Şu var ki, bu yumak, yol boyu yüzden fazla defa değişmiş, çok başkalaşmıştır. En son olaraksa, malum (iyiydi, kötüydü, bu arada elbette, oylamaya saygımız saklı olarak, ifade edelim, orası ayrı), 12 Eylül 2010 Referandumu ile, değişmiştir.
Bu bağlamda, yeni anayasa yapma girişiminde bulunmak isteyenelere, şu temel iki soruyu yöneltmek gerekir:
- 1. Mevcut anayasanın bilhassa hangi maddelerinden memnun değilsiniz?
- 2. Bu anayasanın özellikle hangi yaptırımlarını, değiştirmek istiyorsunuz?
Bu sorulara ortada, hiç yanıt yoktur. Bu sorular, ne kadar tuhaf ama işte, soruluyor dahi, değildir.
Esas olaraksa, sözüm ona “insan odaklı anayasa” yaveleri arasında, Özel Yetkili Mahkemeler zemininde, evrensel hukuk ilkeleri ve demokrasinin temel değerleriyle, taban tabana zıt, hafsala dışı bir uygulama sürdürülmektedir…
Bu konuyu bir parça açalım…
“Ozel Yetkili Mahkemeler”in işlemesinde,
- “gizli tanık”,
- öyle ya da böyle, pek çok örneğinin, ortaya çıktığı şekliyle, maateessüf, “çakma belge”,
- dosyaya konulmuş olacak “gizlilik” şerhi dolayısıyla “savunmanın kısıtlanması”,
- insanın, hatta neyle suçlandığını bilmemesi, ortada daha, “iddianame” bile yokken, öyle ya da böyle, biryerlerde imal edilmis olduğu şüphe götürmez olduğu izlenimi, çok yaygın olan, esas itibariyle, kamu vicdanında hiç hir kıymet-i harbiyesi olmayan uyduruk, güya deliller çerçevesinde – her ne demekse – “kuvvetli şüpheli” sayılıp, aylar ve aylar, hatta yıllar ve yıllar boyunca, “tutukluluk” haline duçar edilmesi,
afallatıcı biçimde, gündemdedir.
Söz konusu çerçevenin mimarı en önce, esef etmek gerekir ki, icra ve yasamadır. En iyi deyişle, icra da (icradan iş’ar almadan harekete geçemeyen) yasama da, bu söz konusu resme, seyircidir.

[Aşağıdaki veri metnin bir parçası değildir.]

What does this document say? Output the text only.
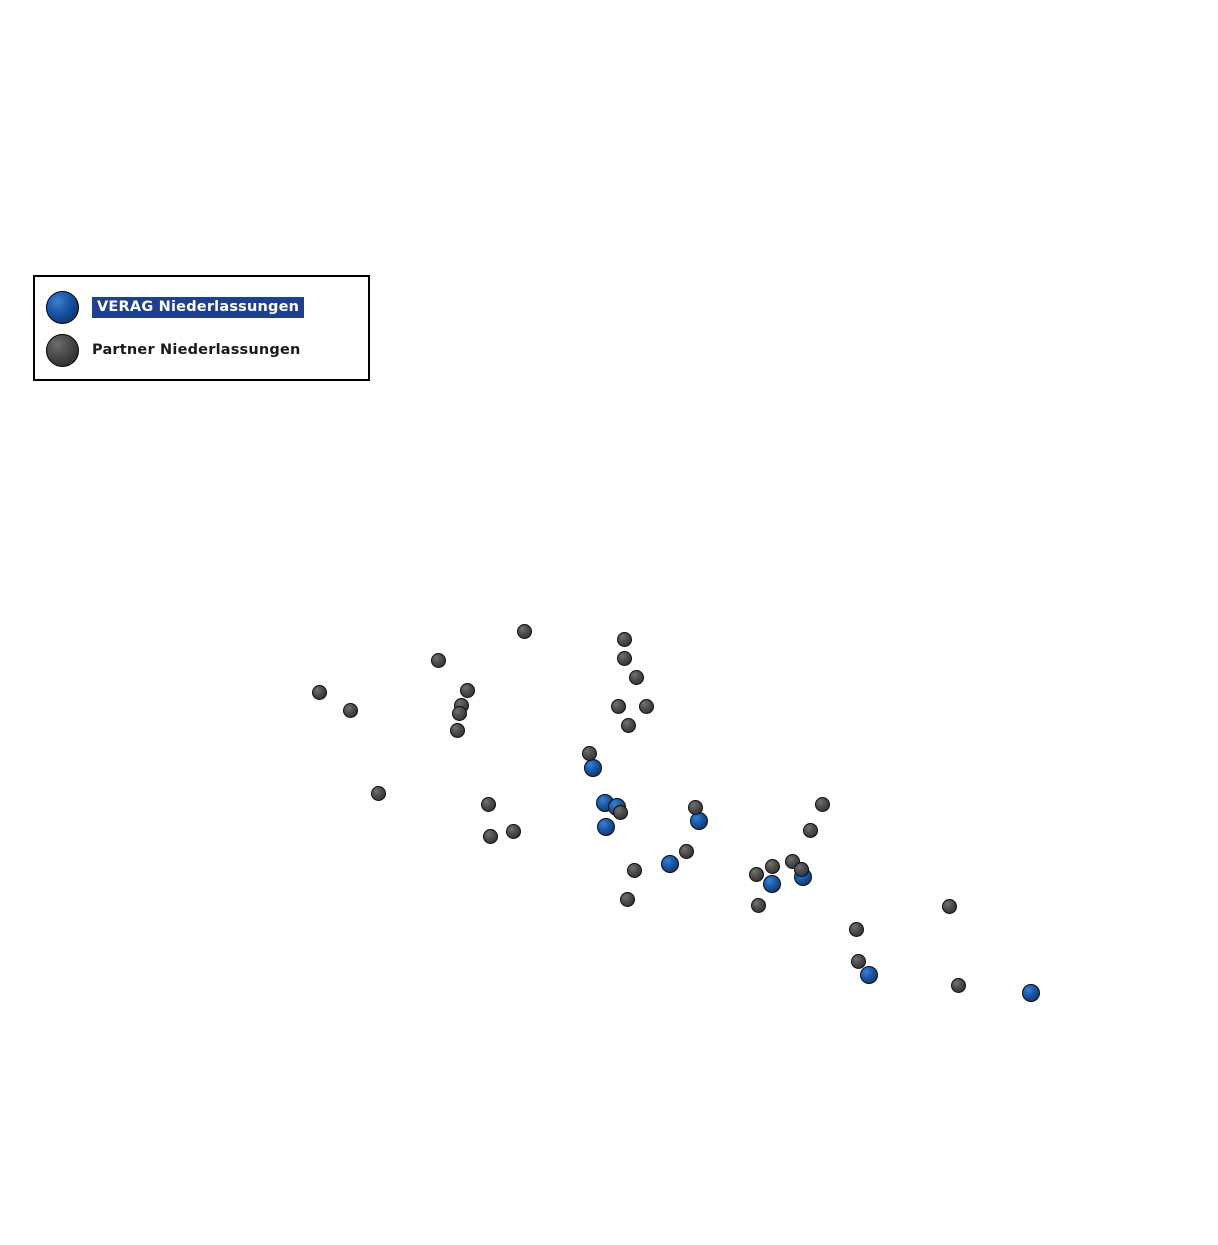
VERAG Niederlassungen
Partner Niederlassungen
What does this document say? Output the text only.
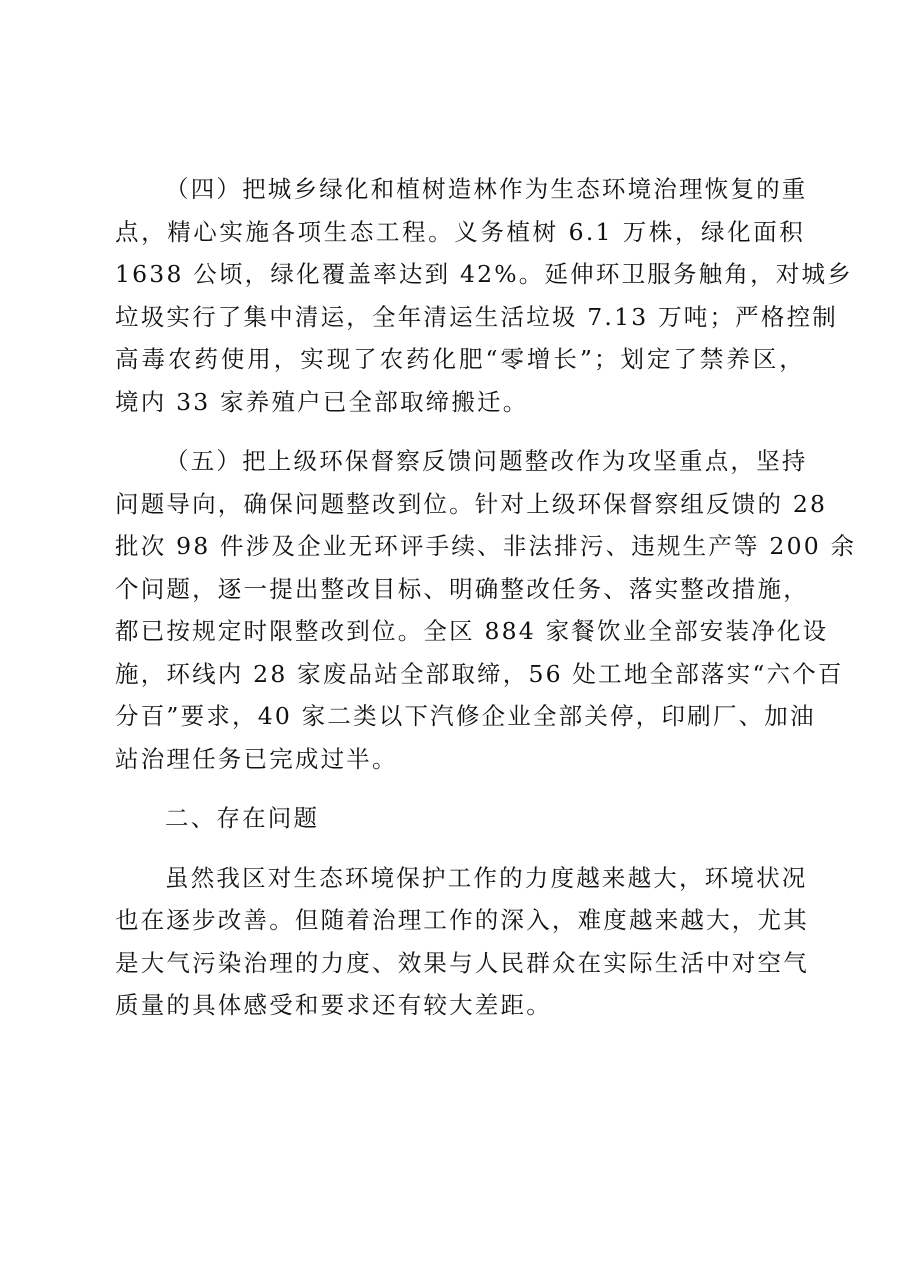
（四）把城乡绿化和植树造林作为生态环境治理恢复的重
点，精心实施各项生态工程。义务植树 6.1 万株，绿化面积
1638 公顷，绿化覆盖率达到 42%。延伸环卫服务触角，对城乡
垃圾实行了集中清运，全年清运生活垃圾 7.13 万吨；严格控制
高毒农药使用，实现了农药化肥“零增长”；划定了禁养区，
境内 33 家养殖户已全部取缔搬迁。
（五）把上级环保督察反馈问题整改作为攻坚重点，坚持
问题导向，确保问题整改到位。针对上级环保督察组反馈的 28
批次 98 件涉及企业无环评手续、非法排污、违规生产等 200 余
个问题，逐一提出整改目标、明确整改任务、落实整改措施，
都已按规定时限整改到位。全区 884 家餐饮业全部安装净化设
施，环线内 28 家废品站全部取缔，56 处工地全部落实“六个百
分百”要求，40 家二类以下汽修企业全部关停，印刷厂、加油
站治理任务已完成过半。
二、存在问题
虽然我区对生态环境保护工作的力度越来越大，环境状况
也在逐步改善。但随着治理工作的深入，难度越来越大，尤其
是大气污染治理的力度、效果与人民群众在实际生活中对空气
质量的具体感受和要求还有较大差距。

Yasamayla icranın, kabul edilmez biçimde, iç içe geçmesinden sonra, şimdilerde, bu topağa, önemli bir boyutu ile, maalesef yargı da katılmış görünmektedir.
Bu durumda; “evrensel hukukun” temel bütün ilkeleri, o arada demokrasinin, “kuvvetlerin ayrılığını” varsayan, temel değerleri ve kavramları, ayaklar altına alınmaktadır; en iyimser deyişle, yargının evrensel hukuk ilkelerinden saptırılmasıyasama eliyle olmakta, ya da yasama yargının özel yetkili mahkemelerin işlemesinde, evrensel hukukla bağdaşmaz kimi uygulamalarına, ne acıdır ki, seyirci kalıyor olmaktadır.
Ne olduğunu tam anlayamamış olmaklığımız sakılı olsa da, soyutta, insan odaklı anayasa arayışlarının”, elbette bâşımızın üstünde yeri vardır… Ancak durum tam da işaret ettiğimiz çizgide iken, sözüm ona insan odaklı anayasa arayışları, keşke yanılsak, tam bir aldatmacadır, giderek, riyadır…
“Yargı bağımsız çalışmalı!”, evet tabii ama, yargının bir defa “bağımsız” çalışmasına, hiç müsaade edilmediği ortadadır… Yargı yasamayla, bizim gördüğümüz, işte bir biçimde, “hukuk dışı” olarak, kalıplanmıştır. Bağımsız yargının, bağımsızolmasının temel koşulu evrensel hukuk ilkelerine uygun olarak çatılmış olmasıdır. Oysa tanrıaşkına, bugünkü durum öyle midir?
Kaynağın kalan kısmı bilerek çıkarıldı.